İmamoğlu'ndan Kritik Uyarılar

İmamoğlu, mesajında şu ifadelere yer verdi:

"Geçen yıl birlikte ev sahipliği yaptığımız Avrupa Günü’nün tersine, bugün fiziksel olarak aranızda olamıyorum. Ancak bizleri buluşturan demokratik değerlere olan ortak inancımıza verdiğim güçlü desteği ifade etmek adına, bu özel günde sizlere bir mesaj yollamak istedim."

İmamoğlu, Avrupa'da yaşanan demokratik gerilemelerin uluslararası ilişkileri de sarstığını belirterek, popülist liderlerin kendi çıkarları için her şeyi manipüle edebileceğini söyledi. Ukrayna ve Gazze'deki kayıplara değinen İmamoğlu, Türkiye'deki Kürt meselesine de dikkat çekti.
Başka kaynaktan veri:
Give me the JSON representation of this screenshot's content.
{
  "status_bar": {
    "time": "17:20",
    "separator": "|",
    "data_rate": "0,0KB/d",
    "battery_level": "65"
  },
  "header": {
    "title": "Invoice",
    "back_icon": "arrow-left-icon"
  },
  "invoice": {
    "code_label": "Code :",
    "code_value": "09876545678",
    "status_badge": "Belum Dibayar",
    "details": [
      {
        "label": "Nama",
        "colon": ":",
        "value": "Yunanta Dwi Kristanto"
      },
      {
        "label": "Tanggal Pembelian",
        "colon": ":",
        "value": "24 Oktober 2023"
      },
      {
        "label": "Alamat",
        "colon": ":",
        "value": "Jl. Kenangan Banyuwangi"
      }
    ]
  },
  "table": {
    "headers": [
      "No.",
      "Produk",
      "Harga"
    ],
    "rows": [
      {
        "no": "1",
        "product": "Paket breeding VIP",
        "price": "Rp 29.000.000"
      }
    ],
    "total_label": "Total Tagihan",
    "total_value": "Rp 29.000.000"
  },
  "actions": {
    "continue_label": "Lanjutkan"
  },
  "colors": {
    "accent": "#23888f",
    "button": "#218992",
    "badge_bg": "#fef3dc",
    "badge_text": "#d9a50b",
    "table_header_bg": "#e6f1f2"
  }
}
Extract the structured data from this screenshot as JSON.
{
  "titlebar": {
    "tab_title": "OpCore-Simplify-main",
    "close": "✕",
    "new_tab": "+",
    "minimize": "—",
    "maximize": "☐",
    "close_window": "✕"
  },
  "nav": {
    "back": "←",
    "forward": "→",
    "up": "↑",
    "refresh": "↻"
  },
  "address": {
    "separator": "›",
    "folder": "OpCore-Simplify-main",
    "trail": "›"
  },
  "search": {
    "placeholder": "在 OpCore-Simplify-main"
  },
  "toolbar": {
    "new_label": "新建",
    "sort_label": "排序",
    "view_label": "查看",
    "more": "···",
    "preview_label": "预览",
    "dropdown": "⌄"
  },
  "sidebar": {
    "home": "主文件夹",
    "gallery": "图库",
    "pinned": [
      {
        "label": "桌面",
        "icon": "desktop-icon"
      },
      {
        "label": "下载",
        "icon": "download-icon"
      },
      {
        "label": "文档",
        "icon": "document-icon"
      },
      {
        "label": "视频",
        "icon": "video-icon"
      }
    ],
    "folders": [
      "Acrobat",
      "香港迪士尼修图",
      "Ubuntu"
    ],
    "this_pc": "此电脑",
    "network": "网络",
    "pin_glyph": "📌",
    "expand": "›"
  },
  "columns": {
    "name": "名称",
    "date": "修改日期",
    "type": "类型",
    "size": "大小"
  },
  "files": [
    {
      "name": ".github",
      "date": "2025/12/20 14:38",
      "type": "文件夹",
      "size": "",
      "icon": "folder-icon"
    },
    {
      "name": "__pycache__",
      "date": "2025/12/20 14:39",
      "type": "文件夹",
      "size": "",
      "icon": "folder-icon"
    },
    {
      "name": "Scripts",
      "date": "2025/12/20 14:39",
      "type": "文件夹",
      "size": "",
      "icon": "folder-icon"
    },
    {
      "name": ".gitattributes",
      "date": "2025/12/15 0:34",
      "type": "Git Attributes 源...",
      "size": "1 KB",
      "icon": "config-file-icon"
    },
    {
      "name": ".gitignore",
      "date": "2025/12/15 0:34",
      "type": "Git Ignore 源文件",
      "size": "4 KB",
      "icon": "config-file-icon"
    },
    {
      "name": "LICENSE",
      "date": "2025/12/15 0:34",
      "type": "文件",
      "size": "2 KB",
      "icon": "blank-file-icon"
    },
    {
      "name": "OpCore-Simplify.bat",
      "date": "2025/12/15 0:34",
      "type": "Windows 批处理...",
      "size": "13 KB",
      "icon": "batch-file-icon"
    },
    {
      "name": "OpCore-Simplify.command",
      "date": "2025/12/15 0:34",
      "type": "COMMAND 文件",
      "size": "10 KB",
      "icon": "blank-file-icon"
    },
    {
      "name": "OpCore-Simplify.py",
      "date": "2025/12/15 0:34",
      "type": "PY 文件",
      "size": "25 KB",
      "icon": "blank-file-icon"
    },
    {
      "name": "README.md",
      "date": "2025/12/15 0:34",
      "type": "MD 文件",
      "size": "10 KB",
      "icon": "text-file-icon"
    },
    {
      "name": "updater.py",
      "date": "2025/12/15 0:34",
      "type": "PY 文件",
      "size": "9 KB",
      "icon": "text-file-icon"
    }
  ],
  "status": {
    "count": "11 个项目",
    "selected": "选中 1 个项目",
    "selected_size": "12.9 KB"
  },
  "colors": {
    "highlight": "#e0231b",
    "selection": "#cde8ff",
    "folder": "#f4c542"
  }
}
İmamoğlu'nun mesajında öne çıkan önemli noktalar şunlardı:

  • Silahların susması tek başına barış anlamına gelmez.
  • Sosyal adalet, onurlu bir yaşam ve demokratik bir düzen olmazsa, silahlar yeniden konuşabilir.
  • Kürt meselesi, kapalı kapılar ardında değil, geniş katılımla çözülmelidir.

Lozan Antlaşması'na Özel Vurgu

Ekrem İmamoğlu, mesajında Lozan Antlaşması'na da özel bir vurgu yaptı. Lozan'ın Türkiye Cumhuriyeti'nin kurucu metinlerinden biri olduğunu belirten İmamoğlu, antlaşmanın her yurttaşın başı dik, onurlu ve özgür bir şekilde yaşayabileceği bir Türkiye idealini içerdiğini söyledi.

"Lozan Konferansı, aynı zamanda savaştan yeni çıkmış ve barışı öncelemiş Türkiye’nin büyük bir diplomatik zaferidir ve her yurttaşımız bu zaferle haklı bir gurur duyar, duymalıdır."

İmamoğlu, Türkiye için her zaman önceliğin "yurtta ve dünyada barış" ilkesi olduğunu ve Lozan Antlaşması'nın Avrupa ile eşitlik, bağımsızlık ve barışa dayanan ilişkilerin başlangıç noktası olduğunu ifade etti.

Demokrasi Vurgusu ve Avrupa Birliği İlişkileri

İmamoğlu, mesajının son bölümünde demokrasi vurgusu yaparak, Avrupa Birliği ile ilişkilerin günübirlik çıkarlarla değil, uzun vadeli bir vizyonla şekillenmesi gerektiğini söyledi. Cumhuriyet Halk Partisi olarak Türkiye'nin yerinin demokratik, çoğulcu, insan haklarına ve hukukun üstünlüğüne saygılı ülkelerin arasında olduğuna inandıklarını belirtti. AB ile ilişkilerin sadece teknik alanlarda değil, değerler ve ilkeler temelinde yeniden inşa edilmesi gerektiğini savundu.

Ekrem İmamoğlu'nun bu açıklamaları, Türkiye'nin iç ve dış politikası açısından önemli mesajlar içeriyor. Özellikle Kürt meselesine yaklaşımı ve Lozan Antlaşması'na yaptığı vurgu, önümüzdeki günlerde daha çok tartışılacağa benziyor. İmamoğlu'nun bu cesur çıkışı, siyasi arenada yeni bir tartışma zemini yaratabilir.